Placer.ai data for the week of May 26–June 1 reveals a retail landscape still defined by value-seeking shoppers and promotional activity. Warehouse clubs reported a 3.1 per cent year-on-year increase in visits, outpacing all other non-discretionary categories, by contrast, superstores remained under pressure (-1.2 per cent).
Among discretionary segments, clothing stores posted a 5.1 per cent gain, led by off-price operators such as T.J. Maxx and Ross Dress for Less, and luxury department stores saw a 6.9 per cent uplift—largely driven by half-yearly sales at chains like Nordstrom.

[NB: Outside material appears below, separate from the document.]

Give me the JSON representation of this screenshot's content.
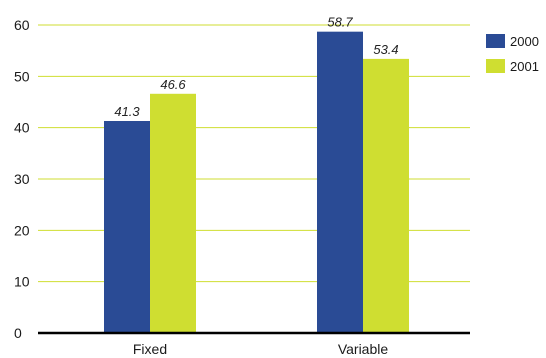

R.J. Hottovy, head of analytical research at Placer.ai, noted that “warehouse clubs maintained their appeal to value-conscious customers, while luxury department stores benefited from ongoing sales and other promotional activities. Clothing stores also remained one of the best-performing categories…bolstered by strength in off-price retailers who have found increased opportunities to acquire inventory due to recent store closures and tariff-related disruptions.”
This data underscores a broader shift in American retail towards “value” and promotional intensity. According to Deloitte, US retail executives expect mid-single-digit industry growth in 2025, citing value engagement and omnichannel enhancement as top priorities. More than six in ten retailers plan to deploy AI tools this year to optimise inventory and personalise the customer experience—a response to consumers who are “agitated by spending more to get less,” particularly in grocery and fashion categories.

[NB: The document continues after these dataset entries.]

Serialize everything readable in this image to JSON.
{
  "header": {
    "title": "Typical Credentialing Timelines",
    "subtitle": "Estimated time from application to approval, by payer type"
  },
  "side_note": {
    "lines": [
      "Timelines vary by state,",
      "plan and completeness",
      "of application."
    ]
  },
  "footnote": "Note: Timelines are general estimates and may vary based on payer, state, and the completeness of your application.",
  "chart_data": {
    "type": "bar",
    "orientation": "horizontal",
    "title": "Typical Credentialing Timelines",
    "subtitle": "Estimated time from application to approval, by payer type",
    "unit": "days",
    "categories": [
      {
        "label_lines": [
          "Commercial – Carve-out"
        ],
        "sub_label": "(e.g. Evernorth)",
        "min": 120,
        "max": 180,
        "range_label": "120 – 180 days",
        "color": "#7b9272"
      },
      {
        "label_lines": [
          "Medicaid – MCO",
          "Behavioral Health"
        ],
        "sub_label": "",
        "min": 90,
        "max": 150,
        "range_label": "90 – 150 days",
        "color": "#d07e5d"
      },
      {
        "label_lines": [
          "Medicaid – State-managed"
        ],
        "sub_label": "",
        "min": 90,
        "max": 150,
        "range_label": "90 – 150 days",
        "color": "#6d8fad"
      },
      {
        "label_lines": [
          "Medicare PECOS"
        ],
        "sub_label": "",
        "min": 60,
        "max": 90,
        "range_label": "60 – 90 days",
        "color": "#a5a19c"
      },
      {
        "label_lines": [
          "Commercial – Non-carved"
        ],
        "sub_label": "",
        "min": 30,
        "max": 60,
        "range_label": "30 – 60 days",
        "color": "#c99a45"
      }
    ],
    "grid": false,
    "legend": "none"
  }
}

Off-price apparel has benefited from both domestic and international factors. Store closures among fast-fashion players and tariff disruptions have freed up merchandise for discount channels. As a result, off-price specialists have been able to replenish assortments at lower landed costs, translating into stronger foot traffic and inventory turns. In the luxury segment, promotions have underpinned traffic gains at department stores such as Neiman Marcus and Saks Fifth Avenue, which staged mid-season markdown events to clear spring stock.

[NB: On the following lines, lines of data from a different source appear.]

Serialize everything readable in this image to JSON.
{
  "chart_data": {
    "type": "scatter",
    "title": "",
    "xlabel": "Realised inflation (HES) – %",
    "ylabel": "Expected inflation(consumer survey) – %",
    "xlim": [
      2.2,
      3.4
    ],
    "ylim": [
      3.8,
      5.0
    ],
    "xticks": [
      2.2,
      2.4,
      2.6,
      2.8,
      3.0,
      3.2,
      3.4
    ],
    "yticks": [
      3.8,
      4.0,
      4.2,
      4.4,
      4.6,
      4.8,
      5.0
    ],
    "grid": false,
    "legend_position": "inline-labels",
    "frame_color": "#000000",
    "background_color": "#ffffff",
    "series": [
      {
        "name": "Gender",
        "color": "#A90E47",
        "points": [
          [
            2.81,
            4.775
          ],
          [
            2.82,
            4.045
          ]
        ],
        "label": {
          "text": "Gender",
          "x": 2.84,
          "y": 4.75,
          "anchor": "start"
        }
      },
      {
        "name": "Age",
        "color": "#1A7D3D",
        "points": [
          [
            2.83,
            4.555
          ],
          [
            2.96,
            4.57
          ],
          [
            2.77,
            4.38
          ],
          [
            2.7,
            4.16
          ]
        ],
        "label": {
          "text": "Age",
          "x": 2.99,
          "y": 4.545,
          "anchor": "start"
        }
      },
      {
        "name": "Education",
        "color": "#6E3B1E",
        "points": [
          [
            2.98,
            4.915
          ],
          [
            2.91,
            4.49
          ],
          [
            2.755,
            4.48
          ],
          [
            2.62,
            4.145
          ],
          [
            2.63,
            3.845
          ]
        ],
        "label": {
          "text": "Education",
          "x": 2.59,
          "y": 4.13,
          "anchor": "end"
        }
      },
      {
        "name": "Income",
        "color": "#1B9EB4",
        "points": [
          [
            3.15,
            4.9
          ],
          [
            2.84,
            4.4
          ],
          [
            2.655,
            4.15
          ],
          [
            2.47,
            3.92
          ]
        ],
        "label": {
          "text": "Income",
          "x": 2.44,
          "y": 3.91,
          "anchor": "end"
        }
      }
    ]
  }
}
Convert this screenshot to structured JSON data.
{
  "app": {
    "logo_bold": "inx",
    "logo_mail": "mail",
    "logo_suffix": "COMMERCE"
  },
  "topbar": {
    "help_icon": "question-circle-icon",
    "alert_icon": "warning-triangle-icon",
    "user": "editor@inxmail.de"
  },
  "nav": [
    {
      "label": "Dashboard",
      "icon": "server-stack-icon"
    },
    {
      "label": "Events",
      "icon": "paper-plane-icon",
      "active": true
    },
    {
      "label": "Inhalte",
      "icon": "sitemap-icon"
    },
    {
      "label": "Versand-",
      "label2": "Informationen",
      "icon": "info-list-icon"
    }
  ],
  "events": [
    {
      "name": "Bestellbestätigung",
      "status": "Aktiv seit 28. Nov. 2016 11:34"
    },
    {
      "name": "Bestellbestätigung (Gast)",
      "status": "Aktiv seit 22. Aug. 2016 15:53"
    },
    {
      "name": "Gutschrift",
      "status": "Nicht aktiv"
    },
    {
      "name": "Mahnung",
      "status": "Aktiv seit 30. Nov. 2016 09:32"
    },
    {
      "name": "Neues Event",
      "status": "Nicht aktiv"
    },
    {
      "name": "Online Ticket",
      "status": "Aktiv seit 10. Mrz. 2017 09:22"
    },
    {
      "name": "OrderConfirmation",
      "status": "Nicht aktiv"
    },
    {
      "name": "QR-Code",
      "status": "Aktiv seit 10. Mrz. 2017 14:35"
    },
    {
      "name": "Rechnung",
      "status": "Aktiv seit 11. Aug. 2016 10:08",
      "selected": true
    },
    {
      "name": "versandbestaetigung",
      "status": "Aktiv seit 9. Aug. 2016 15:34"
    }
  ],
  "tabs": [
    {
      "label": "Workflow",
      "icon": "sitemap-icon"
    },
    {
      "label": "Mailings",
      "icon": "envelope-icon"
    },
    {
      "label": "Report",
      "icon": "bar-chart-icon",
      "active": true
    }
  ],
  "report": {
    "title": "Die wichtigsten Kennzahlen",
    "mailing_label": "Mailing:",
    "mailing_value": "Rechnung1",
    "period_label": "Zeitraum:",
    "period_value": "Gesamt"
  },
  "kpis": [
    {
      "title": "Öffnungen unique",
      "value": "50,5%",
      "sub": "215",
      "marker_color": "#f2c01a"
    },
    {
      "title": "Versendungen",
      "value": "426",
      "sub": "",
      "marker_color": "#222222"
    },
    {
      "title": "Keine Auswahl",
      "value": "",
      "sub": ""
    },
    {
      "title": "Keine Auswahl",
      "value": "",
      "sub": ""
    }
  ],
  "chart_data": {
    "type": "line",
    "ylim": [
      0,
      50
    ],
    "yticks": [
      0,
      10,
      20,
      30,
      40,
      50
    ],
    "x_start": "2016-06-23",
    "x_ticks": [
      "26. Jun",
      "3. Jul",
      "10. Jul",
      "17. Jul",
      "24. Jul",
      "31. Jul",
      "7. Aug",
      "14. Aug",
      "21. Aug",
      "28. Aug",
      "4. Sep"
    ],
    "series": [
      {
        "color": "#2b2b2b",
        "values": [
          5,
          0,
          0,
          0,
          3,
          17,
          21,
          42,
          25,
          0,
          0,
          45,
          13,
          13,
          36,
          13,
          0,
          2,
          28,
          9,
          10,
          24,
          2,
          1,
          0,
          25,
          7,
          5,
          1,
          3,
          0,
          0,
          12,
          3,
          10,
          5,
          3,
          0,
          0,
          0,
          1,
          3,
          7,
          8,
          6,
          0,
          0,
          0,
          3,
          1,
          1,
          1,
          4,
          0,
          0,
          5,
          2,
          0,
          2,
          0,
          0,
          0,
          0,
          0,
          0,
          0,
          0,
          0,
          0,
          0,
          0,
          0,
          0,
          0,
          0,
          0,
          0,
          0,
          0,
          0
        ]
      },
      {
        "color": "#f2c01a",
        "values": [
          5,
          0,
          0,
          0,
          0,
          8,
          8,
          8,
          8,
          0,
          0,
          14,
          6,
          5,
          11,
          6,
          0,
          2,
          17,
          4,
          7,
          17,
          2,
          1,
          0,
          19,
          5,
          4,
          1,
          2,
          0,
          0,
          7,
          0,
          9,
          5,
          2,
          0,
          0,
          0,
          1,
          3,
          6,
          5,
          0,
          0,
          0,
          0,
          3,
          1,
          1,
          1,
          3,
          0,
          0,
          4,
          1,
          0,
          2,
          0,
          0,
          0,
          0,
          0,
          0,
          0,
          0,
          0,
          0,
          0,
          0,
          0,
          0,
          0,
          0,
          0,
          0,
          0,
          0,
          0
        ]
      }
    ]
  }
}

Consumer behaviour remains fluid. According to Forbes, Gen Z and millennials—together projected to represent 39 per cent of retail spending by 2030—are fuelling social commerce and mobile-first purchasing, prompting traditional chains to invest in QR codes, live-shopping experiences, and shoppable video content. In fashion, this has translated to stronger online-to-store synergies: click-and-collect now accounts for an estimated 20 per cent of e-commerce sales, and brands are ramping up local-inventory-ads to capture nearby demand.
Looking ahead, hybrid retail models and AI-enabled services will be critical. Seven in ten retailers plan to expand in-house delivery and micro-fulfillment centres, while 53 per cent foresee mergers and acquisitions to shore up digital capabilities and diversify revenue streams. For fashion and apparel, the imperative is clear: maintain promotional agility, optimise omnichannel fulfilment, and lean into data-driven personalisation if they are to thrive in a still-uneven recovery.